NHS waiting lists are at record levels, with the number of people in the queue for treatment at 7.5 million. Patients referred to specialists are waiting longer than ever for hospital appointments and vital health investigations. The government’s announcement today that it will use the private sector to help tackle the backlog is surely logical — but it’s not a long-term solution to the crisis facing the NHS.
Health secretary Steve Barclay has announced the creation of 13 new community diagnostic centres (CDCs) that will help provide 750,000 more medical investigations a year to waiting patients. Eight of these will be run by the private sector as part of a government plan backed by Rishi Sunak’s elective recovery task force. The new centres will help to create a network of 160 clinics by 2025 to help patients access investigations outwith hospital.
Barclay’s brainwave is not altogether new: the Labour party used the private sector in the early 2000s to help meet waiting times targets and the Tories did something similar during the pandemic. Currently private health services already have an arrangement with the NHS to help reduce backlogs, and the sector says it has the capacity to carry out about 30 per cent more. But while creative solutions to dealing with NHS backlogs are welcome, there are growing concerns about how these types of private services operate.
One GP, Dr Amir Khan, told Good Morning Britain that he was concerned about private centres robbing NHS trainees of valuable experience by cherrypicking ‘low complex, high volume’ procedures, resulting in the NHS being left with more complex patient cases and further destabilisation of the health service. Others have criticised the government for further politicising the health system, calling Barclay’s plan a ‘political strategy to justify private sector profit’ and accusing the government of creeping towards total privatisation of the service.
There is a separate worry among doctors who do private work that the private healthcare system is beginning to face backlogs of its own. One consultant described how patients who have opted to pay for their healthcare are increasingly having to wait months instead of days for investigations and operations, suggesting that the private sector could not function, in the way it is now, as a permanent safety net for the NHS.
And despite the existence of 114 CDCs already, the NHS is still struggling to meet patient demand: a quarter of patients are still waiting more than six weeks to undergo important tests. Some have pointed to the health service’s workforce crisis as a contributing factor.
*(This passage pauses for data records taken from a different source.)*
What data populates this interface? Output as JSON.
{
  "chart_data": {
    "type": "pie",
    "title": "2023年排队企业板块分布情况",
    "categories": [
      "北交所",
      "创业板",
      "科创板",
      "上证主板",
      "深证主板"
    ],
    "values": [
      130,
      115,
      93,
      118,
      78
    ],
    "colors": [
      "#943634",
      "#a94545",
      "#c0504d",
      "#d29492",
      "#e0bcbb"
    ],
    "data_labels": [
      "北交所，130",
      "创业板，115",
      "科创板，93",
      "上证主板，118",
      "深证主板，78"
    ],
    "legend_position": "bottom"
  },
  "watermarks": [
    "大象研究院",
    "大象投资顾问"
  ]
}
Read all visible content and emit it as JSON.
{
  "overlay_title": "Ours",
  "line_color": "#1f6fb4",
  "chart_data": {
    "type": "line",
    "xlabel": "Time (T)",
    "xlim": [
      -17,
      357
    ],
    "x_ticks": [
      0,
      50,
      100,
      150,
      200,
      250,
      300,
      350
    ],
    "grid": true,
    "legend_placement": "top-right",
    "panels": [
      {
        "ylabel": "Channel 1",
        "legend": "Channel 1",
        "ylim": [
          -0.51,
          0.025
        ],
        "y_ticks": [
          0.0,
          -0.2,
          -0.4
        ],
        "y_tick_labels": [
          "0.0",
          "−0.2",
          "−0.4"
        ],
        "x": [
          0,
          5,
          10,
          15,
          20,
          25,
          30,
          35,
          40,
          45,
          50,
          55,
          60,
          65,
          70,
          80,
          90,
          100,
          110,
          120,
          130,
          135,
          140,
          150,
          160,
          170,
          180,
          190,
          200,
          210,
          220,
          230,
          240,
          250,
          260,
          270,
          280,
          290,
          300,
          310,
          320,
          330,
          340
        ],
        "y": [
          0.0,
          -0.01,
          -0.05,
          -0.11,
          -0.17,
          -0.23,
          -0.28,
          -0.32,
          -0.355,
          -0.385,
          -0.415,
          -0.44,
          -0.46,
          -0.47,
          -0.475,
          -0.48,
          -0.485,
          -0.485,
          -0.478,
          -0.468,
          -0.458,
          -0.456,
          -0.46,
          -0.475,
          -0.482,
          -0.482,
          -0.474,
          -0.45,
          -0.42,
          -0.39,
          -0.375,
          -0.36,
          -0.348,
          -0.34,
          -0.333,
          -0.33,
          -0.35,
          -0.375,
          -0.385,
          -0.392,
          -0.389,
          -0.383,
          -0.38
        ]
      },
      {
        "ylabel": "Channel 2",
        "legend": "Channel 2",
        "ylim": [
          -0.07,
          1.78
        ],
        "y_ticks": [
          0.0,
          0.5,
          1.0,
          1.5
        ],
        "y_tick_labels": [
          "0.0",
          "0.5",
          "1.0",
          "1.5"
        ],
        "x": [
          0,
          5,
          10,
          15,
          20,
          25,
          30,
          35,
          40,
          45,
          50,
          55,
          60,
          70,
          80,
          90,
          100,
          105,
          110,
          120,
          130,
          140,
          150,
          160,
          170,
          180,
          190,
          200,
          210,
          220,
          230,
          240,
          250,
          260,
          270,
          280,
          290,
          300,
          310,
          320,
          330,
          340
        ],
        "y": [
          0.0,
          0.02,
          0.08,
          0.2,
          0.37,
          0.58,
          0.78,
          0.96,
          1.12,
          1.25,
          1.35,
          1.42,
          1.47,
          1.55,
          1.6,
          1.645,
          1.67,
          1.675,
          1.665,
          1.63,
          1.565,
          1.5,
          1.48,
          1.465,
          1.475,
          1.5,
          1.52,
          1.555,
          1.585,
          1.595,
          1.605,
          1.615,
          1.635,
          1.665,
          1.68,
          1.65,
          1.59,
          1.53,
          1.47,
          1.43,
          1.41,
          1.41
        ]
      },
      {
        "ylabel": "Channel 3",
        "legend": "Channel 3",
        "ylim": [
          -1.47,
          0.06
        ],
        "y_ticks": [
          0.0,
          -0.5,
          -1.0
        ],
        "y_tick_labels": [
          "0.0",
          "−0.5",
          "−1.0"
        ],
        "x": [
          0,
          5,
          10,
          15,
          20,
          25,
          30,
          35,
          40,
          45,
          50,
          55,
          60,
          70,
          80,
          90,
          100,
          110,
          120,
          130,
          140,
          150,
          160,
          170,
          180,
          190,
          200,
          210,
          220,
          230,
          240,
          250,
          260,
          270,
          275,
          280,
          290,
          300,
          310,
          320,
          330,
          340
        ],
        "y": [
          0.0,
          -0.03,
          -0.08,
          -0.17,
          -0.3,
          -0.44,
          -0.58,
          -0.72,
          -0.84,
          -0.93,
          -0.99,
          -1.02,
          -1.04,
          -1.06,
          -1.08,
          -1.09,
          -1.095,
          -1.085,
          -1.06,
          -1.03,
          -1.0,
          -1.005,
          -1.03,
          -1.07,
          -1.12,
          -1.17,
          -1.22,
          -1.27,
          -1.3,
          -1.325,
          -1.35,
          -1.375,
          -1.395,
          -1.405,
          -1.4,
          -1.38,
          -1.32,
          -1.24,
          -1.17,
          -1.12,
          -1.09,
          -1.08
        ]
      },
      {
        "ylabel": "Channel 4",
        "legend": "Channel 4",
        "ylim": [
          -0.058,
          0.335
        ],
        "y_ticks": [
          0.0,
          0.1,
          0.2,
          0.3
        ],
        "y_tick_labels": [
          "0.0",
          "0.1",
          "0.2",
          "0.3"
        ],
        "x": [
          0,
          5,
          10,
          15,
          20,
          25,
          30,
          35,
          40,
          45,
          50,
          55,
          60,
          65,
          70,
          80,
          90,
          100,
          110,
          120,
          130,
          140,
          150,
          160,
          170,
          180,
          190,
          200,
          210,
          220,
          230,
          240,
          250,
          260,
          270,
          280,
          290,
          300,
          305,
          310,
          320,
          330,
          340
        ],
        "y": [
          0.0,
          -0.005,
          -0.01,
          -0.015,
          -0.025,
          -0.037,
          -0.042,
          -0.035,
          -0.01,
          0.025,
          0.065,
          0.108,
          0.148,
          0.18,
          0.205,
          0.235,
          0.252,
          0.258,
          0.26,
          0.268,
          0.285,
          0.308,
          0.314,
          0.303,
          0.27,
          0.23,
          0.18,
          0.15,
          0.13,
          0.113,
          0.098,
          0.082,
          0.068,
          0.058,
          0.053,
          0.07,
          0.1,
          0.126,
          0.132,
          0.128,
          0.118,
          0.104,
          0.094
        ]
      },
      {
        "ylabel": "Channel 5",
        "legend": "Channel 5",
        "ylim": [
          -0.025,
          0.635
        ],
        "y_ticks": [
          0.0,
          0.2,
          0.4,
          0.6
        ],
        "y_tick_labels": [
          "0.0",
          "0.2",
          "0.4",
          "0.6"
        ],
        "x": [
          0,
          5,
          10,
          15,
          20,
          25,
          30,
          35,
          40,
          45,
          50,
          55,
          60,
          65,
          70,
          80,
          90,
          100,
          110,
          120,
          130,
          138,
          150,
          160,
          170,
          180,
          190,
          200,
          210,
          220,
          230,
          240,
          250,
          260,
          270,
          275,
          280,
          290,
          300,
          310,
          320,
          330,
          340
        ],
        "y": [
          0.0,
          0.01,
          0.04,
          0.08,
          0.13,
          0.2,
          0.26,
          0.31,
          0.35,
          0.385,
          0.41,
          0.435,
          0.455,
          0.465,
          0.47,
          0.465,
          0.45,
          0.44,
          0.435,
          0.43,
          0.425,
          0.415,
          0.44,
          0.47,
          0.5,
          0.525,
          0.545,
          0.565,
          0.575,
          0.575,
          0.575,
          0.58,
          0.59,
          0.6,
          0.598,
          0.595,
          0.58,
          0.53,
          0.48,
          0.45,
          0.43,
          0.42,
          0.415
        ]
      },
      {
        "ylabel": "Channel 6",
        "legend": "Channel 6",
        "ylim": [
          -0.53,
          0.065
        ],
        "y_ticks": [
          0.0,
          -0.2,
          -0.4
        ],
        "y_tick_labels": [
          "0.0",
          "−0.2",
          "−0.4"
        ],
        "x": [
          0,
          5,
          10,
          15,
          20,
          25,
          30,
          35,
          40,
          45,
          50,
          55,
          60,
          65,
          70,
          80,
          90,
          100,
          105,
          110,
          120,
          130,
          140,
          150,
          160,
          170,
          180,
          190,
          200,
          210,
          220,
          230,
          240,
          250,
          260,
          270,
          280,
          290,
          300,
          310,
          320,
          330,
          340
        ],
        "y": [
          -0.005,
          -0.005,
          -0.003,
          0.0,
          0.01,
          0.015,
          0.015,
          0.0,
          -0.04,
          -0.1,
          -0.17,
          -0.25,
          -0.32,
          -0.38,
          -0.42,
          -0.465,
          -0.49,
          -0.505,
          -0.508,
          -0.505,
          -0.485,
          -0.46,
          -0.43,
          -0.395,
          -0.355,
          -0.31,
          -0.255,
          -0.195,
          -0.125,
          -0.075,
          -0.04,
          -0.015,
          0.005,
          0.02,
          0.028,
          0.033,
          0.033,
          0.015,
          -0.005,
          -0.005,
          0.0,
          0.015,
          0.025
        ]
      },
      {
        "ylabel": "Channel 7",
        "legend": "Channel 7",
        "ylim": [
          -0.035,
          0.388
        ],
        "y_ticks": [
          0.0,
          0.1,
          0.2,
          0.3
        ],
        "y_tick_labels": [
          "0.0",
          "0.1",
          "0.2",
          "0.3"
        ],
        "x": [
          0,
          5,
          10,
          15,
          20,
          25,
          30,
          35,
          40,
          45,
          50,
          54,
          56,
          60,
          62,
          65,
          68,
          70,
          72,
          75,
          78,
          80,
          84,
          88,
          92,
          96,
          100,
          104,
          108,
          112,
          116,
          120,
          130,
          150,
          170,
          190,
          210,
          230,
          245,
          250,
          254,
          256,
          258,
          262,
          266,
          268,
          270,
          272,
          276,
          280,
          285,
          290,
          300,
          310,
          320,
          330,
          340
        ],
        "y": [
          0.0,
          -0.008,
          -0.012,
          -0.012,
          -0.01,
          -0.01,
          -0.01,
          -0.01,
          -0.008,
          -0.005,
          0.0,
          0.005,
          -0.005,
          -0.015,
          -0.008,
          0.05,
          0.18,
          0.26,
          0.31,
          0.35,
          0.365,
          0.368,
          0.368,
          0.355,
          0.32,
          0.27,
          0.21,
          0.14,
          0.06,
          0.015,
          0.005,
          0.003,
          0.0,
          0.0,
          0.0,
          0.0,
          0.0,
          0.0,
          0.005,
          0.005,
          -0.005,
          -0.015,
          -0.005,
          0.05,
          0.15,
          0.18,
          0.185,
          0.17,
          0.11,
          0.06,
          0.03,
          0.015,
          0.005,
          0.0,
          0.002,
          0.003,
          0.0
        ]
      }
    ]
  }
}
The government’s stance on junior doctor pay disputes has been criticised — Sunak has said the UK government’s 6 per cent pay offer ‘is final’ — as vacancies in the health service remain high at over 110,000. In fact, today’s announcement comes the week before junior doctors will strike for the fifth time from 11-15 August, with medics pointing out that rota gaps and staff dissatisfaction is a crucial part of the NHS crisis.
Barclay has defended the government’s plan, saying that it is imperative to ‘use every available resource to ease the pressure on the NHS’. Yet it’s hard to look past the fact that the decision to further involve the private sector to slash waiting lists is only a short-term solution. Ultimately, both the way the health service operates and the conditions facing its staff need to be examined and reformed if there is to be any long-term hope for the NHS.